Exactly how many stars are in the Milky Way ?

Based on tons of scientific data and decades of research, here is an artist’s impression of the Milky Way Galaxy, as seen from above the galactic “North pole”. Credit: NASA. All of the basic elements have been established including its spiral arm pattern and the shape of its central bulge of stars. To directly answer this question, however, is a difficult, if not impossible, task. The problem is that we cannot directly see every star in the Milky Way because most are located behind interstellar clouds from our vantage point in the Milky Way.

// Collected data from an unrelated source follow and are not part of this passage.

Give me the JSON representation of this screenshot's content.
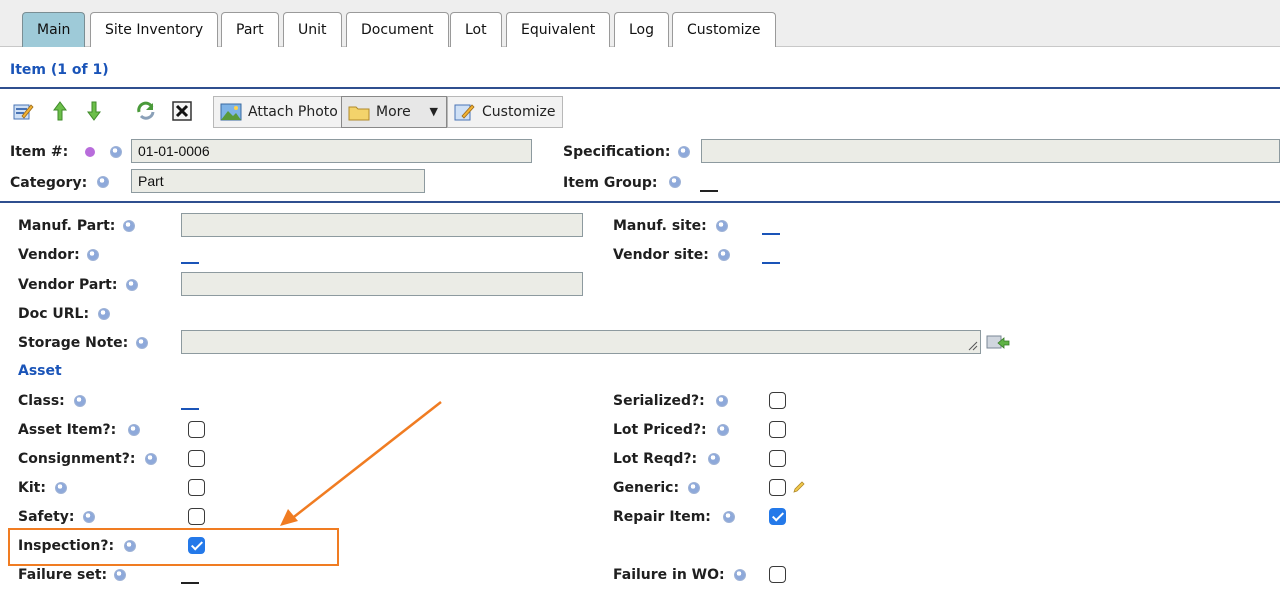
{
  "tabs": [
    "Main",
    "Site Inventory",
    "Part",
    "Unit",
    "Document",
    "Lot",
    "Equivalent",
    "Log",
    "Customize"
  ],
  "active_tab": "Main",
  "item_header": "Item (1 of 1)",
  "toolbar": {
    "attach_photo": "Attach Photo",
    "more": "More",
    "customize": "Customize"
  },
  "header_fields": {
    "item_no_label": "Item #:",
    "item_no_value": "01-01-0006",
    "category_label": "Category:",
    "category_value": "Part",
    "specification_label": "Specification:",
    "specification_value": "",
    "item_group_label": "Item Group:"
  },
  "detail": {
    "manuf_part_label": "Manuf. Part:",
    "vendor_label": "Vendor:",
    "vendor_part_label": "Vendor Part:",
    "doc_url_label": "Doc URL:",
    "storage_note_label": "Storage Note:",
    "manuf_site_label": "Manuf. site:",
    "vendor_site_label": "Vendor site:",
    "asset_section": "Asset",
    "class_label": "Class:",
    "asset_item_label": "Asset Item?:",
    "consignment_label": "Consignment?:",
    "kit_label": "Kit:",
    "safety_label": "Safety:",
    "inspection_label": "Inspection?:",
    "failure_set_label": "Failure set:",
    "serialized_label": "Serialized?:",
    "lot_priced_label": "Lot Priced?:",
    "lot_reqd_label": "Lot Reqd?:",
    "generic_label": "Generic:",
    "repair_item_label": "Repair Item:",
    "failure_in_wo_label": "Failure in WO:"
  },
  "checkbox_state": {
    "asset_item": false,
    "consignment": false,
    "kit": false,
    "safety": false,
    "inspection": true,
    "serialized": false,
    "lot_priced": false,
    "lot_reqd": false,
    "generic": false,
    "repair_item": true,
    "failure_in_wo": false
  },
  "colors": {
    "accent_blue": "#1a54b8",
    "active_tab": "#9ecad8",
    "highlight_orange": "#f07c22",
    "checkbox_checked": "#2479e9"
  }
}
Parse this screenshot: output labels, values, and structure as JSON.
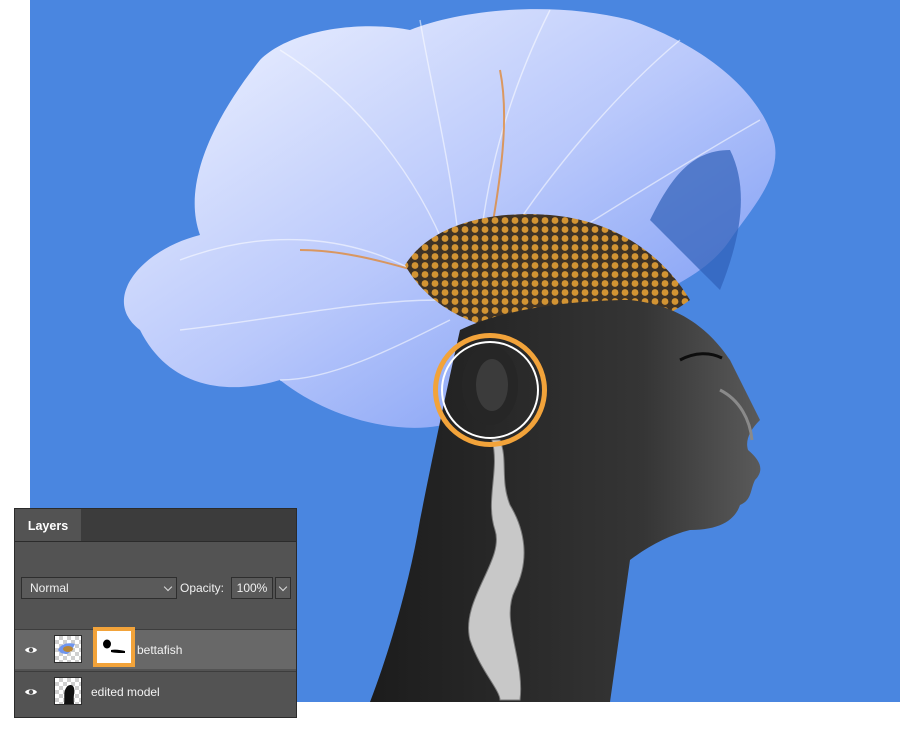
{
  "panel": {
    "tab_label": "Layers",
    "blend_mode": "Normal",
    "opacity_label": "Opacity:",
    "opacity_value": "100%"
  },
  "layers": [
    {
      "name": "bettafish",
      "visible": true,
      "has_mask": true,
      "selected": true
    },
    {
      "name": "edited model",
      "visible": true,
      "has_mask": false,
      "selected": false
    }
  ],
  "colors": {
    "canvas_background": "#4a86e0",
    "highlight": "#f2a33a",
    "panel_background": "#535353"
  },
  "icons": [
    "eye-icon",
    "chain-link-icon",
    "chevron-down-icon"
  ]
}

The best we can do is to figure out the total mass of the Milky Way, subtract the portion that is contributed by interstellar gas and dust clouds ( about 1 - 5 percent or so), and then divide the remaining mass by the average mass of a single star.

From a number of studies, the mass of the Milky Way inside the orbit of our sun can be estimated to an accuracy of perhaps 20 percent as 140 billion times the mass of the Sun, if you use the Sun's speed around the core of the galaxy. Radio astronomers have detected much more material outside the orbit of the Sun, so the above number is probably an underestimate by a factor of 2 to 5 times in mass alone.

Now, to find out how many stars this represents, you have to divide by the average mass of a star. If you like the sun, then use 'one solar mass' and you then get about 140 billion sun-like stars for what's inside the sun's orbit. But astronomers have known for a long time that stars like the sun in mass are not that common. Far more plentiful are stars with half the mass of the sun, and even one tenth the mass of the sun. The problem is that we don't know exactly how much of the Milky Way is in the form of these low-mass stars. In text books, you will therefore get answers that range anywhere between a few hundred billion and as high as a trillion stars depending on what the author used as a typical mass for the most abundant type of star. This is a pretty embarrasing uncertainty, but then again, why would you need to know this number exactly?

The best estimates come from looking at the motions of nearby galaxies such as a recent study by G. R. Bell (Harvey Mudd/USNO Flagstaff), S. E. Levine (USNO Flagstaff):

Using radial velocities and the recently determined proper motions for the Magellanic Clouds and the dwarf spheroidal galaxies in Sculptor and Ursa Minor, we have modeled the satellite galaxies' orbits around the Milky Way. Assuming the orbits of the dwarf spheroidals are bound, have apogalacticon less than 300 kpc, and are of low eccentricity, then the minimum mass of our galaxy contained within a radius of 100 kpc is 590 billion solar masses, and the most likely mass is 700 billion. These mass estimates and the orbit models were used to place limits on the possible maximum tangential velocities and proper motions of the other known dwarf spheroidal galaxies and to assess the likelihood of membership of the dwarf galaxies in various streams.

Again, you have to divide this by the average mass of a star...say 0.3 solar masses, to get an estimate for the number of stars which is well into the trillions!

Another factor that confuses the prpoblem is that our Milky Way contains a lot of dark matter that also produces its own gravity and upsets the estimates for actual stellar masses. Our galaxy is embedded in a roughly spherical cloud of dark matter (shown in the artists rendering above courtesy ESO) that is strongly concentrated towards the galactic center regions. By using the motions of distant galaxies astronomers have 'weighed' the entire Milky Way and deduce that the dark matter halo is likely to include around 3 trillion solar masses of dark matter.